Sofie hatte sich gewehrt und ihren Stiefvater niedergeschlagen. Sie hatte es satt, sich misshandeln zu lassen. Ihre Mutter nahm es resigniert hin. Sie trank zu viel und hatte nur Augen für ihren neuen Mann. Mit dem Nötigsten verließ Sofie das Haus. Sie kannte ihr Ziel.
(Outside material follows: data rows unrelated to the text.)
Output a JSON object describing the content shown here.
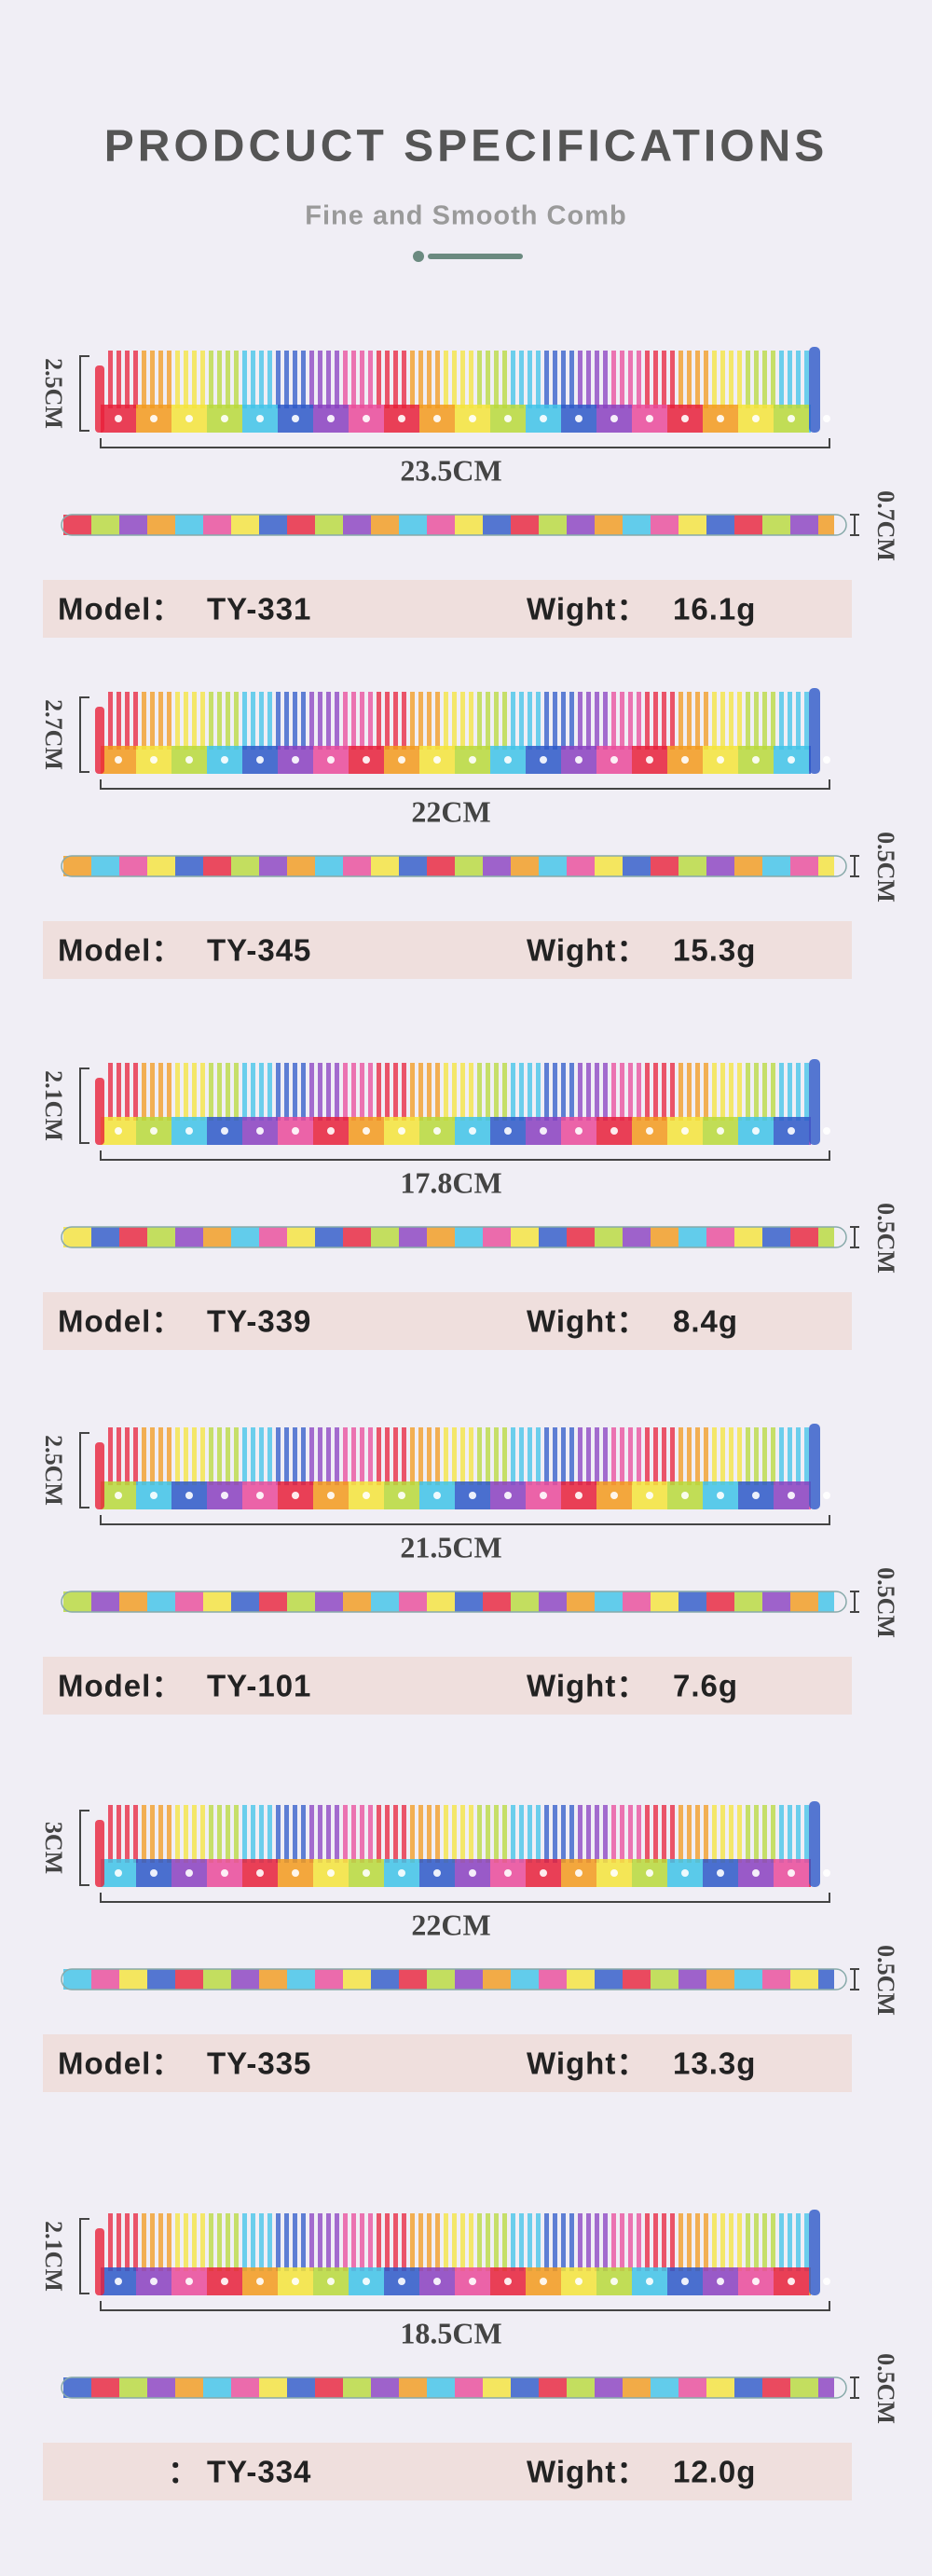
{
  "header": {
    "title": "PRODCUCT SPECIFICATIONS",
    "subtitle": "Fine and Smooth Comb"
  },
  "products": [
    {
      "height": "2.5CM",
      "length": "23.5CM",
      "thickness": "0.7CM",
      "model_label": "Model：",
      "model": "TY-331",
      "weight_label": "Wight：",
      "weight": "16.1g"
    },
    {
      "height": "2.7CM",
      "length": "22CM",
      "thickness": "0.5CM",
      "model_label": "Model：",
      "model": "TY-345",
      "weight_label": "Wight：",
      "weight": "15.3g"
    },
    {
      "height": "2.1CM",
      "length": "17.8CM",
      "thickness": "0.5CM",
      "model_label": "Model：",
      "model": "TY-339",
      "weight_label": "Wight：",
      "weight": "8.4g"
    },
    {
      "height": "2.5CM",
      "length": "21.5CM",
      "thickness": "0.5CM",
      "model_label": "Model：",
      "model": "TY-101",
      "weight_label": "Wight：",
      "weight": "7.6g"
    },
    {
      "height": "3CM",
      "length": "22CM",
      "thickness": "0.5CM",
      "model_label": "Model：",
      "model": "TY-335",
      "weight_label": "Wight：",
      "weight": "13.3g"
    },
    {
      "height": "2.1CM",
      "length": "18.5CM",
      "thickness": "0.5CM",
      "model_label": "：",
      "model": "TY-334",
      "weight_label": "Wight：",
      "weight": "12.0g"
    }
  ]
}
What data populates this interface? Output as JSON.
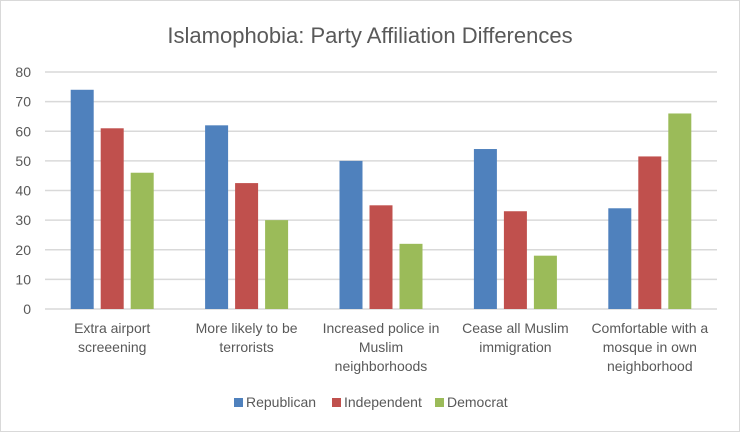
{
  "chart_data": {
    "type": "bar",
    "title": "Islamophobia: Party Affiliation Differences",
    "xlabel": "",
    "ylabel": "",
    "ylim": [
      0,
      80
    ],
    "yticks": [
      0,
      10,
      20,
      30,
      40,
      50,
      60,
      70,
      80
    ],
    "grid": true,
    "legend_position": "bottom",
    "categories": [
      [
        "Extra airport",
        "screeening"
      ],
      [
        "More likely to be",
        "terrorists"
      ],
      [
        "Increased police in",
        "Muslim",
        "neighborhoods"
      ],
      [
        "Cease all Muslim",
        "immigration"
      ],
      [
        "Comfortable with a",
        "mosque in own",
        "neighborhood"
      ]
    ],
    "series": [
      {
        "name": "Republican",
        "color": "#4f81bd",
        "values": [
          74,
          62,
          50,
          54,
          34
        ]
      },
      {
        "name": "Independent",
        "color": "#c0504d",
        "values": [
          61,
          42.5,
          35,
          33,
          51.5
        ]
      },
      {
        "name": "Democrat",
        "color": "#9bbb59",
        "values": [
          46,
          30,
          22,
          18,
          66
        ]
      }
    ]
  }
}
Die untergehende Sonne glänzte auf dem Wasser. Sie ging den schmalen Pfad am See entlang, in Richtung Wald. Durch die Bäume drang wenig Licht und Sofie schauerte es. Aber sie musste weiter, zu der kleinen Hütte, in der sie früher mit ihrem Vater gesessen und seinen Geschichten gelauscht hatte. Er hatte sie verlassen, weil er das Verhalten der Mutter nicht mehr ertragen konnte. Inzwischen war er verstorben, wie ihre Mutter behauptete. Er fehlte ihr sehr. Müde stapfte sie durch das Dickicht, bis sie an eine Lichtung kam. Wenige Meter, hinter dichten Bäumen versteckt, fand Sofie die halb verfallende Hütte. Keiner hatte sich darum gekümmert. Als Schutz musste es genügen, dachte sie. Die Nächte waren noch nicht so kalt. Sie wollte nur nachdenken, ob es nicht besser wäre, für immer zu verschwinden. Vielleicht konnte sie bei Tante Marie, der Schwester ihres Vaters, unterkommen. Nur weg von diesem Mann. In der Hütte legte sie sich auf das alte feuchte Sofa und deckte sich mit der mitgebrachten Decke zu. Sie schlief sofort ein. Gegen morgen, die Dämmerung brach herein, hörte sie es im Unterholz knacken. Sofie zitterte. Sollte er ihr gefolgt sein? Zum Weglaufen war es zu spät. Sie presste die Hände vors Gesicht, als sie ihren Namen rufen hörte. War das nicht …? Sie sprang auf. »Tante Marie, ich bin hier.« Sie stolperte ihrer Tante in die Arme.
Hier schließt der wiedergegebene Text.